Однажды Пападжи сказал, после того как вернул его в обычное состояние: «На сегодня достаточно. Ты можешь продолжить завтра».
У меня не было ощущения, что Пападжи был против того, чтобы Раман входил в эти состояния. Он просто не хотел, чтобы он находился в них слишком долго.
Раман продолжает свой рассказ:
Учитель был безжалостен, когда нужно было смести чьи-либо представления или переживания. Хотя у меня и осталось много теплых воспоминаний о его любви и сострадании, когда я вспоминаю те годы, которые провел с ним, я неизменно помню его жестким, суровым разрушителем, который был всегда готов сокрушить любое проявление двойственности, если замечал таковое в своих учениках. Сейчас люди называют его Пападжи и считают его добрым, любящим дедушкой. Мне он никогда таким не казался. Для меня он был и всегда будет «учителем», со всеми атрибутами авторитета и благоговения, которые несет в себе это слово. Один французский ученик однажды сказал мне, что во Франции в 1970-х гг. учителя прозвали «мясником», из-за того, как безжалостно он отсекал все притязания, все представления, все отношения.
Во время некоторых наших более поздних визитов в Индию учитель приглашал нас к себе в Лакнау. После широких открытых пространств Харидвара Нархи сильно шокировал нас. Семейный дом учителя находился посреди многолюдного базара. Узкие улочки, по которым едва мог проехать автомобиль, вечно кишели шумной толпой пешеходов, рикш, повозок, торговцев и попрошаек.

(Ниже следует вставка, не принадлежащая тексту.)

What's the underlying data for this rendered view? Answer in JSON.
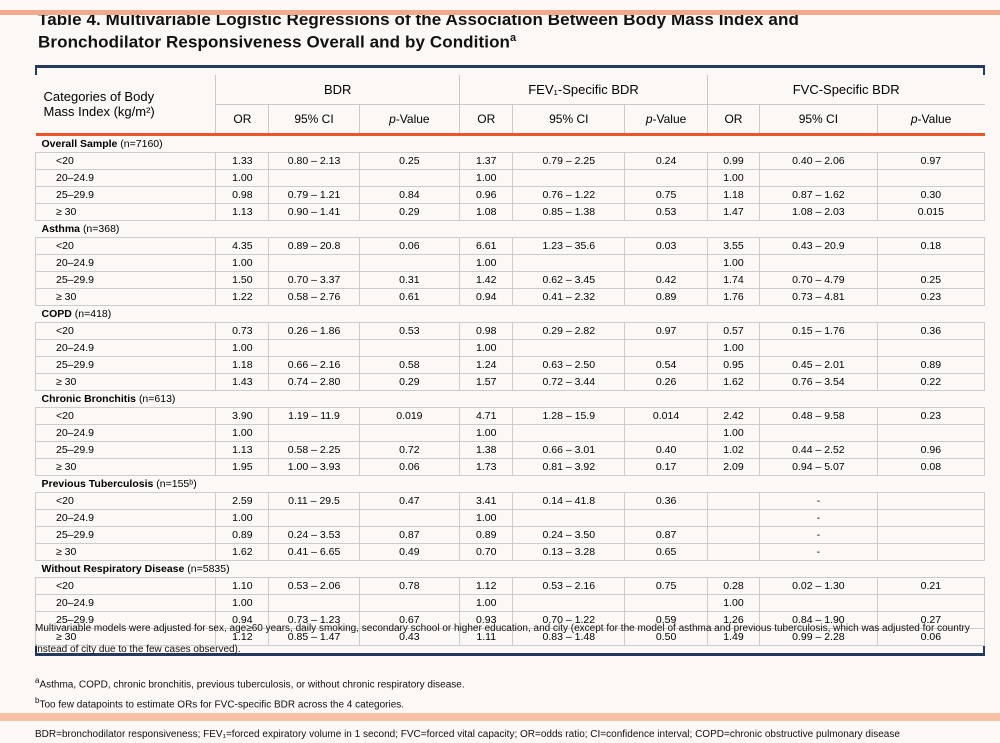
{
  "page": {
    "accent_navy": "#24395e",
    "accent_orange": "#ed5328",
    "accent_salmon": "#f2a98e"
  },
  "title": {
    "line1": "Table 4. Multivariable Logistic Regressions of the Association Between Body Mass Index and",
    "line2": "Bronchodilator Responsiveness Overall and by Condition",
    "superscript": "a"
  },
  "header": {
    "label_col_line1": "Categories of Body",
    "label_col_line2": "Mass Index (kg/m²)",
    "group1": "BDR",
    "group2": "FEV₁-Specific BDR",
    "group3": "FVC-Specific BDR",
    "sub_or": "OR",
    "sub_ci": "95% CI",
    "sub_p_italic": "p",
    "sub_p_rest": "-Value"
  },
  "table": {
    "sections": [
      {
        "name": "Overall Sample",
        "n": "(n=7160)",
        "rows": [
          {
            "category": "<20",
            "values": [
              "1.33",
              "0.80 – 2.13",
              "0.25",
              "1.37",
              "0.79 – 2.25",
              "0.24",
              "0.99",
              "0.40 – 2.06",
              "0.97"
            ]
          },
          {
            "category": "20–24.9",
            "values": [
              "1.00",
              "",
              "",
              "1.00",
              "",
              "",
              "1.00",
              "",
              ""
            ]
          },
          {
            "category": "25–29.9",
            "values": [
              "0.98",
              "0.79 – 1.21",
              "0.84",
              "0.96",
              "0.76 – 1.22",
              "0.75",
              "1.18",
              "0.87 – 1.62",
              "0.30"
            ]
          },
          {
            "category": "≥ 30",
            "values": [
              "1.13",
              "0.90 – 1.41",
              "0.29",
              "1.08",
              "0.85 – 1.38",
              "0.53",
              "1.47",
              "1.08 – 2.03",
              "0.015"
            ]
          }
        ]
      },
      {
        "name": "Asthma",
        "n": "(n=368)",
        "rows": [
          {
            "category": "<20",
            "values": [
              "4.35",
              "0.89 – 20.8",
              "0.06",
              "6.61",
              "1.23 – 35.6",
              "0.03",
              "3.55",
              "0.43 – 20.9",
              "0.18"
            ]
          },
          {
            "category": "20–24.9",
            "values": [
              "1.00",
              "",
              "",
              "1.00",
              "",
              "",
              "1.00",
              "",
              ""
            ]
          },
          {
            "category": "25–29.9",
            "values": [
              "1.50",
              "0.70 – 3.37",
              "0.31",
              "1.42",
              "0.62 – 3.45",
              "0.42",
              "1.74",
              "0.70 – 4.79",
              "0.25"
            ]
          },
          {
            "category": "≥ 30",
            "values": [
              "1.22",
              "0.58 – 2.76",
              "0.61",
              "0.94",
              "0.41 – 2.32",
              "0.89",
              "1.76",
              "0.73 – 4.81",
              "0.23"
            ]
          }
        ]
      },
      {
        "name": "COPD",
        "n": "(n=418)",
        "rows": [
          {
            "category": "<20",
            "values": [
              "0.73",
              "0.26 – 1.86",
              "0.53",
              "0.98",
              "0.29 – 2.82",
              "0.97",
              "0.57",
              "0.15 – 1.76",
              "0.36"
            ]
          },
          {
            "category": "20–24.9",
            "values": [
              "1.00",
              "",
              "",
              "1.00",
              "",
              "",
              "1.00",
              "",
              ""
            ]
          },
          {
            "category": "25–29.9",
            "values": [
              "1.18",
              "0.66 – 2.16",
              "0.58",
              "1.24",
              "0.63 – 2.50",
              "0.54",
              "0.95",
              "0.45 – 2.01",
              "0.89"
            ]
          },
          {
            "category": "≥ 30",
            "values": [
              "1.43",
              "0.74 – 2.80",
              "0.29",
              "1.57",
              "0.72 – 3.44",
              "0.26",
              "1.62",
              "0.76 – 3.54",
              "0.22"
            ]
          }
        ]
      },
      {
        "name": "Chronic Bronchitis",
        "n": "(n=613)",
        "rows": [
          {
            "category": "<20",
            "values": [
              "3.90",
              "1.19 – 11.9",
              "0.019",
              "4.71",
              "1.28 – 15.9",
              "0.014",
              "2.42",
              "0.48 – 9.58",
              "0.23"
            ]
          },
          {
            "category": "20–24.9",
            "values": [
              "1.00",
              "",
              "",
              "1.00",
              "",
              "",
              "1.00",
              "",
              ""
            ]
          },
          {
            "category": "25–29.9",
            "values": [
              "1.13",
              "0.58 – 2.25",
              "0.72",
              "1.38",
              "0.66 – 3.01",
              "0.40",
              "1.02",
              "0.44 – 2.52",
              "0.96"
            ]
          },
          {
            "category": "≥ 30",
            "values": [
              "1.95",
              "1.00 – 3.93",
              "0.06",
              "1.73",
              "0.81 – 3.92",
              "0.17",
              "2.09",
              "0.94 – 5.07",
              "0.08"
            ]
          }
        ]
      },
      {
        "name": "Previous Tuberculosis",
        "n": "(n=155ᵇ)",
        "rows": [
          {
            "category": "<20",
            "values": [
              "2.59",
              "0.11 – 29.5",
              "0.47",
              "3.41",
              "0.14 – 41.8",
              "0.36",
              "",
              "-",
              ""
            ]
          },
          {
            "category": "20–24.9",
            "values": [
              "1.00",
              "",
              "",
              "1.00",
              "",
              "",
              "",
              "-",
              ""
            ]
          },
          {
            "category": "25–29.9",
            "values": [
              "0.89",
              "0.24 – 3.53",
              "0.87",
              "0.89",
              "0.24 – 3.50",
              "0.87",
              "",
              "-",
              ""
            ]
          },
          {
            "category": "≥ 30",
            "values": [
              "1.62",
              "0.41 – 6.65",
              "0.49",
              "0.70",
              "0.13 – 3.28",
              "0.65",
              "",
              "-",
              ""
            ]
          }
        ]
      },
      {
        "name": "Without Respiratory Disease",
        "n": "(n=5835)",
        "rows": [
          {
            "category": "<20",
            "values": [
              "1.10",
              "0.53 – 2.06",
              "0.78",
              "1.12",
              "0.53 – 2.16",
              "0.75",
              "0.28",
              "0.02 – 1.30",
              "0.21"
            ]
          },
          {
            "category": "20–24.9",
            "values": [
              "1.00",
              "",
              "",
              "1.00",
              "",
              "",
              "1.00",
              "",
              ""
            ]
          },
          {
            "category": "25–29.9",
            "values": [
              "0.94",
              "0.73 – 1.23",
              "0.67",
              "0.93",
              "0.70 – 1.22",
              "0.59",
              "1.26",
              "0.84 – 1.90",
              "0.27"
            ]
          },
          {
            "category": "≥ 30",
            "values": [
              "1.12",
              "0.85 – 1.47",
              "0.43",
              "1.11",
              "0.83 – 1.48",
              "0.50",
              "1.49",
              "0.99 – 2.28",
              "0.06"
            ]
          }
        ]
      }
    ]
  },
  "footnotes": {
    "adjustment": "Multivariable models were adjusted for sex, age≥60 years, daily smoking, secondary school or higher education, and city (except for the model of asthma and previous tuberculosis, which was adjusted for country instead of city due to the few cases observed).",
    "note_a_marker": "a",
    "note_a": "Asthma, COPD, chronic bronchitis, previous tuberculosis, or without chronic respiratory disease.",
    "note_b_marker": "b",
    "note_b": "Too few datapoints to estimate ORs for FVC-specific BDR across the 4 categories.",
    "abbreviations": "BDR=bronchodilator responsiveness; FEV₁=forced expiratory volume in 1 second; FVC=forced vital capacity; OR=odds ratio; CI=confidence interval; COPD=chronic obstructive pulmonary disease"
  }
}
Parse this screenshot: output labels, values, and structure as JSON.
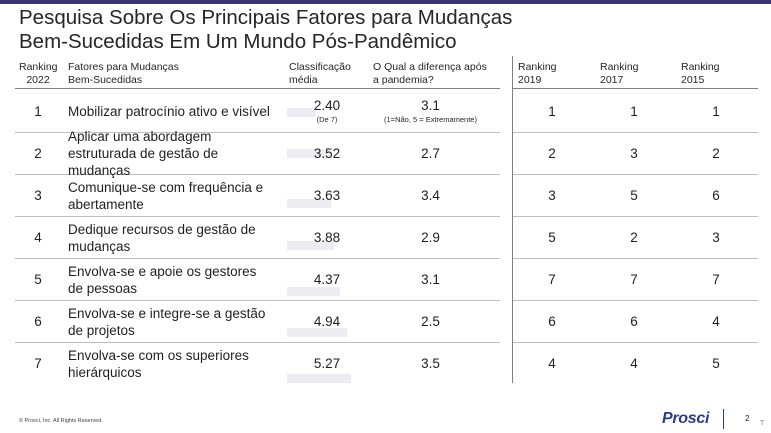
{
  "title": {
    "line1": "Pesquisa Sobre Os Principais Fatores para Mudanças",
    "line2": "Bem-Sucedidas Em Um Mundo Pós-Pandêmico"
  },
  "headers": {
    "rank2022": [
      "Ranking",
      "2022"
    ],
    "factor": [
      "Fatores para Mudanças",
      "Bem-Sucedidas"
    ],
    "score": [
      "Classificação",
      "média"
    ],
    "difference": [
      "O Qual a diferença após",
      "a pandemia?"
    ],
    "rank2019": [
      "Ranking",
      "2019"
    ],
    "rank2017": [
      "Ranking",
      "2017"
    ],
    "rank2015": [
      "Ranking",
      "2015"
    ]
  },
  "rows": [
    {
      "rank": "1",
      "factor": "Mobilizar patrocínio ativo e visível",
      "score": "2.40",
      "score_note": "(De 7)",
      "score_value": 2.4,
      "diff": "3.1",
      "diff_note": "(1=Não, 5 = Extremamente)",
      "r2019": "1",
      "r2017": "1",
      "r2015": "1"
    },
    {
      "rank": "2",
      "factor": "Aplicar uma abordagem estruturada de gestão de mudanças",
      "score": "3.52",
      "score_value": 3.52,
      "diff": "2.7",
      "r2019": "2",
      "r2017": "3",
      "r2015": "2"
    },
    {
      "rank": "3",
      "factor": "Comunique-se com frequência e abertamente",
      "score": "3.63",
      "score_value": 3.63,
      "diff": "3.4",
      "r2019": "3",
      "r2017": "5",
      "r2015": "6"
    },
    {
      "rank": "4",
      "factor": "Dedique recursos de gestão de mudanças",
      "score": "3.88",
      "score_value": 3.88,
      "diff": "2.9",
      "r2019": "5",
      "r2017": "2",
      "r2015": "3"
    },
    {
      "rank": "5",
      "factor": "Envolva-se e apoie os gestores de pessoas",
      "score": "4.37",
      "score_value": 4.37,
      "diff": "3.1",
      "r2019": "7",
      "r2017": "7",
      "r2015": "7"
    },
    {
      "rank": "6",
      "factor": "Envolva-se e integre-se a gestão de projetos",
      "score": "4.94",
      "score_value": 4.94,
      "diff": "2.5",
      "r2019": "6",
      "r2017": "6",
      "r2015": "4"
    },
    {
      "rank": "7",
      "factor": "Envolva-se com os superiores hierárquicos",
      "score": "5.27",
      "score_value": 5.27,
      "diff": "3.5",
      "r2019": "4",
      "r2017": "4",
      "r2015": "5"
    }
  ],
  "score_scale_max": 7,
  "footer": {
    "copyright": "© Prosci, Inc. All Rights Reserved.",
    "logo": "Prosci",
    "page": "2",
    "side_mark": "T"
  },
  "colors": {
    "top_bar": "#3a3470",
    "logo": "#2b3b8f",
    "score_bar": "#ececf2"
  }
}
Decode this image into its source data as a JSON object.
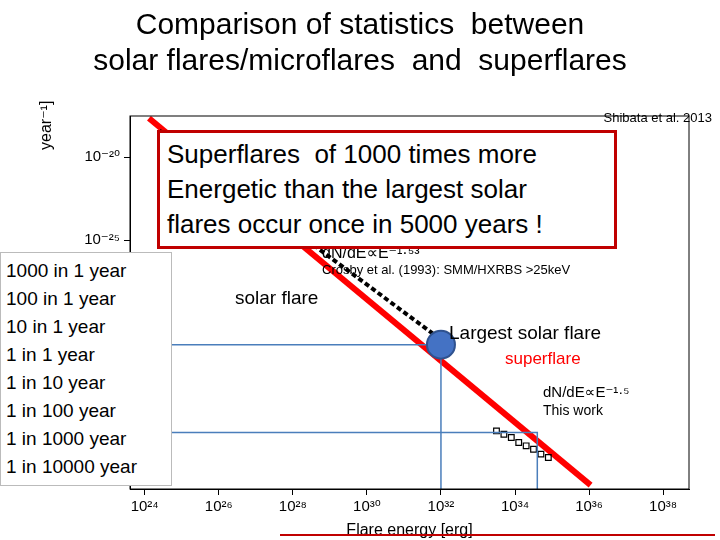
{
  "title": "Comparison of statistics  between\nsolar flares/microflares  and  superflares",
  "source": "Shibata et al. 2013",
  "callout": "Superflares  of 1000 times more\nEnergetic than the largest solar\nflares occur once in 5000 years !",
  "rate_list": [
    "1000 in 1 year",
    "100 in 1 year",
    "10 in 1 year",
    "1 in 1 year",
    "1 in 10 year",
    "1 in 100 year",
    "1 in 1000 year",
    "1 in 10000 year"
  ],
  "chart_data": {
    "type": "scatter",
    "log": true,
    "grid": false,
    "legend": "none",
    "x_label": "Flare energy [erg]",
    "y_label": "year⁻¹]",
    "xlim": [
      4e+23,
      5e+38
    ],
    "ylim": [
      1e-40,
      3e-18
    ],
    "xticks": [
      {
        "value": 1e+24,
        "label": "10²⁴"
      },
      {
        "value": 1e+26,
        "label": "10²⁶"
      },
      {
        "value": 1e+28,
        "label": "10²⁸"
      },
      {
        "value": 1e+30,
        "label": "10³⁰"
      },
      {
        "value": 1e+32,
        "label": "10³²"
      },
      {
        "value": 1e+34,
        "label": "10³⁴"
      },
      {
        "value": 1e+36,
        "label": "10³⁶"
      },
      {
        "value": 1e+38,
        "label": "10³⁸"
      }
    ],
    "yticks": [
      {
        "value": 1e-25,
        "label": "10⁻²⁵"
      },
      {
        "value": 1e-20,
        "label": "10⁻²⁰"
      }
    ],
    "series": [
      {
        "color": "#000000",
        "marker": "none",
        "line_style": "dashed",
        "x": [
          2.5e+24,
          1e+32
        ],
        "values": [
          4e-19,
          1e-31
        ]
      },
      {
        "color": "#4a7ebb",
        "marker": "none",
        "line_style": "solid",
        "x": [
          4e+23,
          1e+32,
          1e+32
        ],
        "values": [
          5e-32,
          5e-32,
          1e-40
        ]
      },
      {
        "color": "#4a7ebb",
        "marker": "none",
        "line_style": "solid",
        "x": [
          4e+23,
          4e+34,
          4e+34
        ],
        "values": [
          2.5e-37,
          2.5e-37,
          1e-40
        ]
      },
      {
        "color": "#000000",
        "marker": "rect",
        "line_style": "none",
        "x": [
          3.16e+33,
          5.01e+33,
          7.94e+33,
          1.26e+34,
          2e+34,
          3.16e+34,
          5.01e+34,
          7.94e+34
        ],
        "values": [
          3.16e-37,
          2e-37,
          1.26e-37,
          6.3e-38,
          4e-38,
          2.5e-38,
          1.26e-38,
          7.9e-39
        ]
      },
      {
        "color": "#ff0000",
        "marker": "none",
        "line_style": "solid",
        "x": [
          1.3e+24,
          1.1e+36
        ],
        "values": [
          2.2e-18,
          1.7e-40
        ]
      },
      {
        "color": "#4472c4",
        "marker": "circle",
        "line_style": "none",
        "x": [
          1e+32
        ],
        "values": [
          5e-32
        ]
      }
    ],
    "annotations": [
      {
        "text": "dN/dE∝E⁻¹·⁵³"
      },
      {
        "text": "Crosby et al. (1993): SMM/HXRBS >25keV"
      },
      {
        "text": "solar flare"
      },
      {
        "text": "Largest solar flare"
      },
      {
        "text": "superflare",
        "color": "#ff0000"
      },
      {
        "text": "dN/dE∝E⁻¹·⁵"
      },
      {
        "text": "This work"
      }
    ]
  }
}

Мы чувствовали, что нам оказали честь тем, что разрешили остановиться в его доме, потому что там едва хватало места для учителя и его семьи. Жасмин и я спали в зале на первом этаже, который днем служил гостиной. Жена учителя обычно спала в кухне на полу. У самого учителя была собственная комната наверху, а Сурендра [сын Пападжи], его жена Уша и их дети занимали остальную часть дома. Летом мы все спали на подстилках на крыше, так как жара внутри дома была невыносимой. Бетон днем накапливал солнечный жар, а ночью выделял его в комнаты. На потолках были вентиляторы, но они мало помогали.
Хотя мы часто проводили по нескольку месяцев в доме учителя, мы почти не общались с его семьей. Мы сидели с учителем в его комнате, в то время как остальные члены семьи занимались своими делами где-то еще. Только годы спустя мы как следует узнали Сурендру и Ушу. По вечерам приходили некоторые ученики учителя, жившие в Лакнау, но большую часть дня мы находились одни с ним, просто молча сидя в его присутствии. Основным его занятием дома было чтение. Каждое утро он внимательно читал утреннюю газету и письма, которые приходили ему. В течение дня, если у него было настроение, он брал духовную литературу и зачитывал нам отрывки из книги. Иногда нам везло, и он добавлял свои собственные комментарии.